My grandmother Dorothy Dann Bower brought three children to term in the 1950s measuring her blood sugar by dropping a color-changing tablet into her morning pee and dosing with cow insulin. The doctors told her while she was pregnant not to bother naming my father, and definitely not to decorate the nursery. Sensitivity training was not a thing back then. He's 60, and they did name him; we don't just point and go "that guy."
If she had gotten diabetes only a few years earlier she would have died and I wouldn't exist. I cannot even begin to describe the ways in which I have it better than her thanks to technology. I have a device that guesses my blood sugar every few minutes and buzzes if it thinks I'm in trouble. It's not totally accurate, but it's better than a color chart. I have a remote control–operated pod on my body that gives me a little insulin all the time. These devices are miracles. And by miracles I mean the product of decades of hard work and innovation.

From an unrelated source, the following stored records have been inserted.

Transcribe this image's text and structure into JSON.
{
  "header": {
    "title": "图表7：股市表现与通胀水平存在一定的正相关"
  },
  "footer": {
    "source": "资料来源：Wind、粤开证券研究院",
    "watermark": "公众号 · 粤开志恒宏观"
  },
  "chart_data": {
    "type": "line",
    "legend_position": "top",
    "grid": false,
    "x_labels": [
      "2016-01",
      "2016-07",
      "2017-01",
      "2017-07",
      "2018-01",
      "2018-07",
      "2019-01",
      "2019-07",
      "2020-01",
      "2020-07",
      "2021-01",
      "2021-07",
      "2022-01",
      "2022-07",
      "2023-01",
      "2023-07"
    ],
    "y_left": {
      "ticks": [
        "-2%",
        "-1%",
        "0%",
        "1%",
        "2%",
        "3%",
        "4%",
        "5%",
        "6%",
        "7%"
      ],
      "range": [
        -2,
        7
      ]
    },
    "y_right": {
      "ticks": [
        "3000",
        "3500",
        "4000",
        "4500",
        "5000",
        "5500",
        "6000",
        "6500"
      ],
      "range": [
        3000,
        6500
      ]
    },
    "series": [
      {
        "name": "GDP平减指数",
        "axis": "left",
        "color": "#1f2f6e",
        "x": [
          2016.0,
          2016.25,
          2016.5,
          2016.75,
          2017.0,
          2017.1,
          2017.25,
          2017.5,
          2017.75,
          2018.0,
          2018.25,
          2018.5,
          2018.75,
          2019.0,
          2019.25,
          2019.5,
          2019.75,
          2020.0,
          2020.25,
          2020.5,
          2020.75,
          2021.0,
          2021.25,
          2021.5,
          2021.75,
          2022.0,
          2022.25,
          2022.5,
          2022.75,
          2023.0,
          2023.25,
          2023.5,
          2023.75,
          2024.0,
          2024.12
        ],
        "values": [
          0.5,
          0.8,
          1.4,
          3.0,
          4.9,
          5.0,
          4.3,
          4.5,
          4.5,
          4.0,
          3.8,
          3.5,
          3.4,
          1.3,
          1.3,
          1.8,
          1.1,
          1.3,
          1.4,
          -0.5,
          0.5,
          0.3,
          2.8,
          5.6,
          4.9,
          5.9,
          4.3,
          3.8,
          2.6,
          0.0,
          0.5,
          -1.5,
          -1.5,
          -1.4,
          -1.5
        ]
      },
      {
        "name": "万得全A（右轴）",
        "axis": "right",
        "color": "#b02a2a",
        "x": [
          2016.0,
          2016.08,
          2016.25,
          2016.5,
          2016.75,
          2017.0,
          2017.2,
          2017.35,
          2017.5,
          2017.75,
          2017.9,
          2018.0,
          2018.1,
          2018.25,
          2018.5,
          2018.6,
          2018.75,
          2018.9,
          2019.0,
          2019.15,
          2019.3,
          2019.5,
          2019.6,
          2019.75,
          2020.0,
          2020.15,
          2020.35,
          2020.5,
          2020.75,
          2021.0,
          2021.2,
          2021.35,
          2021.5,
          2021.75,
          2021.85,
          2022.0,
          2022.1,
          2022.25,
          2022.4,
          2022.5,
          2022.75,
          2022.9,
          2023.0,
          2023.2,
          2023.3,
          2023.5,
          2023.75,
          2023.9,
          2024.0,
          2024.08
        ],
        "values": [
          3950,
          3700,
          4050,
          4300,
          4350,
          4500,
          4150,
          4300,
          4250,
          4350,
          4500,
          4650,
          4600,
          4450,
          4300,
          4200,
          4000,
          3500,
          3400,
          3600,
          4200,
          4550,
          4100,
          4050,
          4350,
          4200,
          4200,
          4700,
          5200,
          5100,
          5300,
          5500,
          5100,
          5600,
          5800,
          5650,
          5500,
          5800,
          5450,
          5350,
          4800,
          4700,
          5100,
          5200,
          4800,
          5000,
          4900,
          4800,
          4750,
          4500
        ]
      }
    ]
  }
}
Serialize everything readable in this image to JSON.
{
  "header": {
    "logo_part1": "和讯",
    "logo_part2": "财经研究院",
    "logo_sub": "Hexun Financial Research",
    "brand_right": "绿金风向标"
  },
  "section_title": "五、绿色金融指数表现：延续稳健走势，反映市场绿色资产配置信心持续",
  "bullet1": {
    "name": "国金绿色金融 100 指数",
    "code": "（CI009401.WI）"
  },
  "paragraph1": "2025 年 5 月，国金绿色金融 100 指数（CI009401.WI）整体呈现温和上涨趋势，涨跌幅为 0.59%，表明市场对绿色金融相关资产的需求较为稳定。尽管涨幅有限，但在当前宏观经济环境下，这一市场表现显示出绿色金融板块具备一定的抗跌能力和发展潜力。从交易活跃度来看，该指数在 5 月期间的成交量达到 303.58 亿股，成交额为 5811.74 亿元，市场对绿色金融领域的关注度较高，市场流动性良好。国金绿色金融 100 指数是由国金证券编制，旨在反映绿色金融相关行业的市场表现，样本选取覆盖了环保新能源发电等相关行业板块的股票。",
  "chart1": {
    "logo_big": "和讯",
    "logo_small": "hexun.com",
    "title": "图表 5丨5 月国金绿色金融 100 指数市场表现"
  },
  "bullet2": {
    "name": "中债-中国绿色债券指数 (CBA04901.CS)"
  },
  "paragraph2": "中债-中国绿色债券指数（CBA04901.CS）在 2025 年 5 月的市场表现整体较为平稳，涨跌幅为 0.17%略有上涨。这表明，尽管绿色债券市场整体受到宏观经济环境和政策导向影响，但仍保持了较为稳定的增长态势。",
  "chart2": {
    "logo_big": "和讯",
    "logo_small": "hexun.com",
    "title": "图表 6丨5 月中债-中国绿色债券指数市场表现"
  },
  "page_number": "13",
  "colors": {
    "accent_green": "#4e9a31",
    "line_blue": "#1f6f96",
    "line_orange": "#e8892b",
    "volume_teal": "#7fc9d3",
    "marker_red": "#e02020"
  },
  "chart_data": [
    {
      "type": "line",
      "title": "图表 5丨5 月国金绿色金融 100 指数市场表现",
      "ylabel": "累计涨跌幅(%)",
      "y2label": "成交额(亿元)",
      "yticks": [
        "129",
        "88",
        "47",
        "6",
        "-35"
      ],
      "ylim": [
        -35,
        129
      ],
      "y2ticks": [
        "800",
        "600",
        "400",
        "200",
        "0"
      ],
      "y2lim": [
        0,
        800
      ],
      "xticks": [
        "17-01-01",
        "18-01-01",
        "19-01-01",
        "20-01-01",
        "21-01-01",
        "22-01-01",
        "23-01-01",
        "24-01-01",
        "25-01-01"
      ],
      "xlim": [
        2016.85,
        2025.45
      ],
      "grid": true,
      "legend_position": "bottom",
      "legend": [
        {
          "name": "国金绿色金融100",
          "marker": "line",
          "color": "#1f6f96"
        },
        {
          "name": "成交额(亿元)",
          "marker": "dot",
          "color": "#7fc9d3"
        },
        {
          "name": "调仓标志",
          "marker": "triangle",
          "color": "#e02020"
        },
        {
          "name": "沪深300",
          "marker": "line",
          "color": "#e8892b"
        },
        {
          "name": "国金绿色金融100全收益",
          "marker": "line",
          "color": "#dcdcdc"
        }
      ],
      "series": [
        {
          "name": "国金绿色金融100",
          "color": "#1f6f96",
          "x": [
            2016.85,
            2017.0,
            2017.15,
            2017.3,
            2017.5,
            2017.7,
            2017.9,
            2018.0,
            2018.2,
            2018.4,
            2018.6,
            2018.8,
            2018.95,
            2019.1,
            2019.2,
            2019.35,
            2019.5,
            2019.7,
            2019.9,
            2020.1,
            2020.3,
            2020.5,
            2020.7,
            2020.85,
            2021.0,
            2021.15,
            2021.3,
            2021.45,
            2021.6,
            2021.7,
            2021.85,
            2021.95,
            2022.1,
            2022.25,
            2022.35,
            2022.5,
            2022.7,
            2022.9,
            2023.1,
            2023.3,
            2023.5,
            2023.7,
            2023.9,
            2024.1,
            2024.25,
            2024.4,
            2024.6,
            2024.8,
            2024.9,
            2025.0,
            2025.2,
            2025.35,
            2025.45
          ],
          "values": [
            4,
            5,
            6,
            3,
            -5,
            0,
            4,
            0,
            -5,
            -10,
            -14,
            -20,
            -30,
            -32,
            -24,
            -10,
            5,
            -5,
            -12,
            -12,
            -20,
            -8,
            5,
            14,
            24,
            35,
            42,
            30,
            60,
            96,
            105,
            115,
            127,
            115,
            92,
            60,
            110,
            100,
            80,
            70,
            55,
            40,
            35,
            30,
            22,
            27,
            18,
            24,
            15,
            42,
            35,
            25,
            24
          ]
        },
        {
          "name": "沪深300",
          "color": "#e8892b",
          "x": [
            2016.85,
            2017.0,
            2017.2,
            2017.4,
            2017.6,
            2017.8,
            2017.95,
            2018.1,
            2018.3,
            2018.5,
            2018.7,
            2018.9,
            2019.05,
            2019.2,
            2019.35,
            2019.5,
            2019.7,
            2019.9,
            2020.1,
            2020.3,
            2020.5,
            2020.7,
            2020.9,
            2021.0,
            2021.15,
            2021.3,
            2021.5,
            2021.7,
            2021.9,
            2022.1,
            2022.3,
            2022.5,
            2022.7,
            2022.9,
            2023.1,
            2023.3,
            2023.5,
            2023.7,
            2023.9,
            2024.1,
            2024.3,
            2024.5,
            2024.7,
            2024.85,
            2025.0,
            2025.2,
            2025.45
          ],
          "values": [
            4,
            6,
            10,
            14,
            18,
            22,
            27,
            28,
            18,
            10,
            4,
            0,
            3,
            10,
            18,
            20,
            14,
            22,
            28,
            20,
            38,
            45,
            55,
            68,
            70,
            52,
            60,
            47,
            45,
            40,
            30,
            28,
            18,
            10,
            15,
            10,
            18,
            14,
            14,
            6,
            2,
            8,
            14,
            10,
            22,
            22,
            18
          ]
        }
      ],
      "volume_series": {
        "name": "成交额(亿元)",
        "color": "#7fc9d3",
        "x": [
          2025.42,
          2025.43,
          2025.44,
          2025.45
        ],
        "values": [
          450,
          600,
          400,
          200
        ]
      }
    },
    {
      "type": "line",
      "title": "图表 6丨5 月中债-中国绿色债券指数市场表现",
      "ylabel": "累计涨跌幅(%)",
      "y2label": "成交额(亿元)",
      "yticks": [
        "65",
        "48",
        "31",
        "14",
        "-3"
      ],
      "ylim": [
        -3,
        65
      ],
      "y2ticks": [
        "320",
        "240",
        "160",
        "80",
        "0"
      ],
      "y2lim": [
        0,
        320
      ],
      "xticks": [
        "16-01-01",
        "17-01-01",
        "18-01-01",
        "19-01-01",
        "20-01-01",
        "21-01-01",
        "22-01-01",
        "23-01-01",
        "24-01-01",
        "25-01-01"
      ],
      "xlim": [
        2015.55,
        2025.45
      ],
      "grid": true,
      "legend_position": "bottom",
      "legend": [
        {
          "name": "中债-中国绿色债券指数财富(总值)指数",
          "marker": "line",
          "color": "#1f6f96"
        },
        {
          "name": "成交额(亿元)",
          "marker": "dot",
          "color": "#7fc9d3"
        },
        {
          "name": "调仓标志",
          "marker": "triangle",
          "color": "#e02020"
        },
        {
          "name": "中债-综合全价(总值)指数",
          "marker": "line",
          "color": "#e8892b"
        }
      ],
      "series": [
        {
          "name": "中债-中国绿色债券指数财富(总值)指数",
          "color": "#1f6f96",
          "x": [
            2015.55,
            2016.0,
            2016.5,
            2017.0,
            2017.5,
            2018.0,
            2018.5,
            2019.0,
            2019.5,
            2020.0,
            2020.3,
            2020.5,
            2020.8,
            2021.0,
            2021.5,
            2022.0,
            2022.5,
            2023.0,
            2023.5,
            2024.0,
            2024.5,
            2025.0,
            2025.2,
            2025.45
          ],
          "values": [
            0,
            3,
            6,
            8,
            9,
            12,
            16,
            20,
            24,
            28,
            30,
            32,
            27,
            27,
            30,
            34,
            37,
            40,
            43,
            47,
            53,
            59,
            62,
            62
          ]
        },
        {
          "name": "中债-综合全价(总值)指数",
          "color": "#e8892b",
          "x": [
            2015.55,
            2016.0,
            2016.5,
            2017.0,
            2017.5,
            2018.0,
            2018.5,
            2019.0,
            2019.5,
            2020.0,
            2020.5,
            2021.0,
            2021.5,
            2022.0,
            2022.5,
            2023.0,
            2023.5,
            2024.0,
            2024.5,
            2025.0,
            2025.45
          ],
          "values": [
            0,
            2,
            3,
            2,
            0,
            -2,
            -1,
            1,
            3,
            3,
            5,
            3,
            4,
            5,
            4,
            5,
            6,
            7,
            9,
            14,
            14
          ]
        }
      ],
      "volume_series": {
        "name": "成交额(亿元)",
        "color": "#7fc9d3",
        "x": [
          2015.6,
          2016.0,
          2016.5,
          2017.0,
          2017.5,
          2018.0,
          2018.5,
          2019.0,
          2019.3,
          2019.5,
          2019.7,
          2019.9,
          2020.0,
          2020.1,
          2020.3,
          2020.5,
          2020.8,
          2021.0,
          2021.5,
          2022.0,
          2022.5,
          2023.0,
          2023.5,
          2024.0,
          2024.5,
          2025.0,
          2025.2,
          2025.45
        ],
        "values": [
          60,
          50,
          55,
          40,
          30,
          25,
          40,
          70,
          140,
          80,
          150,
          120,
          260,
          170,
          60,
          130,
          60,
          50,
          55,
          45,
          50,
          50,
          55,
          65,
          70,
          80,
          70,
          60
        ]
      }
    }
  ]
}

But as I hope I've made clear, this is really far from a cure. I'm an automatic high-risk pregnancy. I'm still scared to let myself believe my baby will turn into my child. If I'm without my devices I'm afraid to sleep. The medical industry in America is for profit, and I worry that the incentive is to keep me on life support forever instead of give me a cure. You can charge someone a lot of money for an antidote. Fortunately doctors and scientists generally are motivated by passion to innovate more than raw cash, and there are hundreds of scientists looking for a cure that will let me wait on a stuck elevator with mild impatience like a normal person.
A cure would have to grow me new beta cells and keep my body from attacking them again. Anything that functions better than what I have now I will take like water in the desert, but I'll have to continue my mostly invisible and constant struggle in the meantime.
Laura Bower Braunsberg is an attorney practicing insurance defense law in Wilmington, Delaware. She was diagnosed with Type 1 diabetes in 2009 at age 25 while attending the University of Virginia School of Law. She also serves as the coach of the University of Delaware Mock Trial Team and volunteers with the Office of the Child Advocate representing children in foster care and Delaware Volunteer Legal Services representing victims of domestic violence.